Singer: some animals have equal value to humans
Singer is a preference utilitarian. They argue that the consequences to be promoted are those which satisfy the wishes or preferences of the maximum numbers of beings who have preferences. In other words, the more people get what they want, the better, from a moral point of view, the world is. The more people's desires are frustrated, the worse the world is. It is only morally right to frustrate the preferences of others if by so doing we enable more beings to satisfy their preferences. Actions should not be judged on their simple pain-and-pleasure outcomes, but on how they affect the interests, the preferences, of all beings involved. Singer asks an important additional question - "What sort of beings should we include in the sum of interests?" Singer argues that this question is not addressed by Christians - they assume that humans are more valuable than animals. Singer rejects this assumption.
Why should humans be valued more than animals? What is the intellectual basis for experimenting on animals rather than a person in a persistent vegetative state? Singer argues that humans have no inherent right to better treatment than animals - instead their ability to suffer and their rationality need to be evaluated. A dolphin or a chimpanzee may be more rational and be able to suffer more than a newborn baby. Beings that have rationality or self-consciousness are more important than mere sentient beings. If you had to choose to save a child or a dog, you should save the higher "person" - the child. For Singer, not all persons are humans, and some humans are definitely not persons. An adult chimpanzee can exhibit more self-consciousness, more personhood, than a newborn human infant. If the choice was between saving a newborn baby who had no family and a mature chimpanzee and could only save one of them, the chimp should be saved. "Killing them [babies], therefore, cannot be equated with killing normal human beings, or any other self-conscious beings. No infant - disabled or not - has as strong a claim to life as beings capable of seeing themselves as distinct entities existing over time" (Practical Ethics). Singer has proposed a post-natal 28-day qualification period during which infants - non-persons at that stage – could be killed.

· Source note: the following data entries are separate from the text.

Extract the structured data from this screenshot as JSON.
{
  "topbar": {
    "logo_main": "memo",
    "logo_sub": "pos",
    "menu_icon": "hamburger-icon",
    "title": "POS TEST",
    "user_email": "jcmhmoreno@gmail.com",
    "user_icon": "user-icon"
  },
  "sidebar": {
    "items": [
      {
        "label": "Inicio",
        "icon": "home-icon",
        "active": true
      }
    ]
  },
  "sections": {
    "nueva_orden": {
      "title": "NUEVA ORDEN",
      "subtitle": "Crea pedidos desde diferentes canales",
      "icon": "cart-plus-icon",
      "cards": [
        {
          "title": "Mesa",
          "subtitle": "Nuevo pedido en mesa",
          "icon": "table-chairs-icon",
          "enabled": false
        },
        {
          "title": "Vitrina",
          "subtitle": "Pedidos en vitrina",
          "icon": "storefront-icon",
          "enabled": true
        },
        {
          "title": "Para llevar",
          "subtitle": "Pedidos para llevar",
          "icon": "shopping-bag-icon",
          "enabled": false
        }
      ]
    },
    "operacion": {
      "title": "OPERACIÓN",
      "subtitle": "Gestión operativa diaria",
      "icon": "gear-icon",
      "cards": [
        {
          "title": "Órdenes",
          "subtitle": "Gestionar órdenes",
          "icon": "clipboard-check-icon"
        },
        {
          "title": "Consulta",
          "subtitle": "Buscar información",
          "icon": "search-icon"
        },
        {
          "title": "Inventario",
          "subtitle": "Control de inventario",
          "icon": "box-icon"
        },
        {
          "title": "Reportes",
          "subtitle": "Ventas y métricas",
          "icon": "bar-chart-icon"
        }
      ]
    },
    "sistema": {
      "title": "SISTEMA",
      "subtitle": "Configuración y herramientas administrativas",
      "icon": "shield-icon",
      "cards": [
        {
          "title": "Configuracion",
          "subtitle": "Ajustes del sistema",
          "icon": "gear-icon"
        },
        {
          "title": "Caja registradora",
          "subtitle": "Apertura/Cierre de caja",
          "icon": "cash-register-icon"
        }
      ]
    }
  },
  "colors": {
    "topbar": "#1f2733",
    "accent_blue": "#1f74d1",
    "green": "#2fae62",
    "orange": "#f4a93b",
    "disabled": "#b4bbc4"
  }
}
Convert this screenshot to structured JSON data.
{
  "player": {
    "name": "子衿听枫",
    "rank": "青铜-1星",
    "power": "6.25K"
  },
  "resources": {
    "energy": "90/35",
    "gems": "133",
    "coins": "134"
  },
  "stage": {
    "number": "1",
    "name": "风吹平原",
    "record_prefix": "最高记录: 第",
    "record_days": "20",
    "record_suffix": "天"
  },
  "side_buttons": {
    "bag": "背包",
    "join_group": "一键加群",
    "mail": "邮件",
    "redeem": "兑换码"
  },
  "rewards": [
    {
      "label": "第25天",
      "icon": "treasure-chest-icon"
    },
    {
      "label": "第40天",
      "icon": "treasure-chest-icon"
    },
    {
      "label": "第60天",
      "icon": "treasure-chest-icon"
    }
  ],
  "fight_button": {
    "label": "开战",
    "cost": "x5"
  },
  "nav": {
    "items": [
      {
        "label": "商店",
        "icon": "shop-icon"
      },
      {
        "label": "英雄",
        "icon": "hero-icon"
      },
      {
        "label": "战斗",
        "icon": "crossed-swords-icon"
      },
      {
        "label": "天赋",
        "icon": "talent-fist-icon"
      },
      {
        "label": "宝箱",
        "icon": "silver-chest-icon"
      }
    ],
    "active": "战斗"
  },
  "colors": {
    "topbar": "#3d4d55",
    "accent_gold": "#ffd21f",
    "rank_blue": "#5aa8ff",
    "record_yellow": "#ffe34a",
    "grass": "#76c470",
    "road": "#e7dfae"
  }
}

Singer puts forward arguments that, while rational, go against fundamental human intuitions. Perhaps most significantly, however, he does not take potential into account. A baby has the potential to become an adult human being and destroying this potential may be an evil act. On this basis, the value of beings should be measured by their potential - and a disabled baby may still have more potential than a dolphin.
The great attraction of Benthamite utilitarianism is that it seems to appeal to common sense in that most people think that happiness is the main aim in life and, in addition, it is often held to be measurable in financial terms.
Happiness and fulfilment
For the great Greek philosophers, what it means to live a fulfilled human life cannot be measured, and what matters does not depend on funding or "measurable outcomes". Also, what many people want may not be what is in their best interests in terms of human fulfilment. GE Moore said "you cannot get an ought from an is" – the fact that many men enjoy watching football, having too much to drink on a Saturday night and looking at pornography does not mean that this is what they should desire – philosophy holds there is more to life than this.
The search for personal happiness may take people away from the importance of a search for meaning and understanding what a fulfilled human life should be life. The growing tide of utilitarianism, however, threatens to sweep aside ideals like justice, goodness, truth or, indeed, the distinctiveness and importance of each individual, so its influence and importance is likely to increase. Mill's approach is far more sophisticated than Bentham's because it recognises that fulfilling human potential is essential for ethics and that happiness is not something personally chosen but is directly linked to the common human nature that we all share.
Recently there has been a coming together of utilitarianism with virtue ethics through the work of Robert Merrihew Adams. Since 1976 Adams advocated "motive utilitarianism", i.e a utilitarianism which starts with the individual, demanding that they cultivate the character traits and skills which are likely to yield the greatest happiness for the greatest number. This utilitiarianism does not just focus on acts and consequences, but also considers the character and motivations, in this it shares a great deal with virtue ethics, a subject which Adams has also written on in the last couple of years.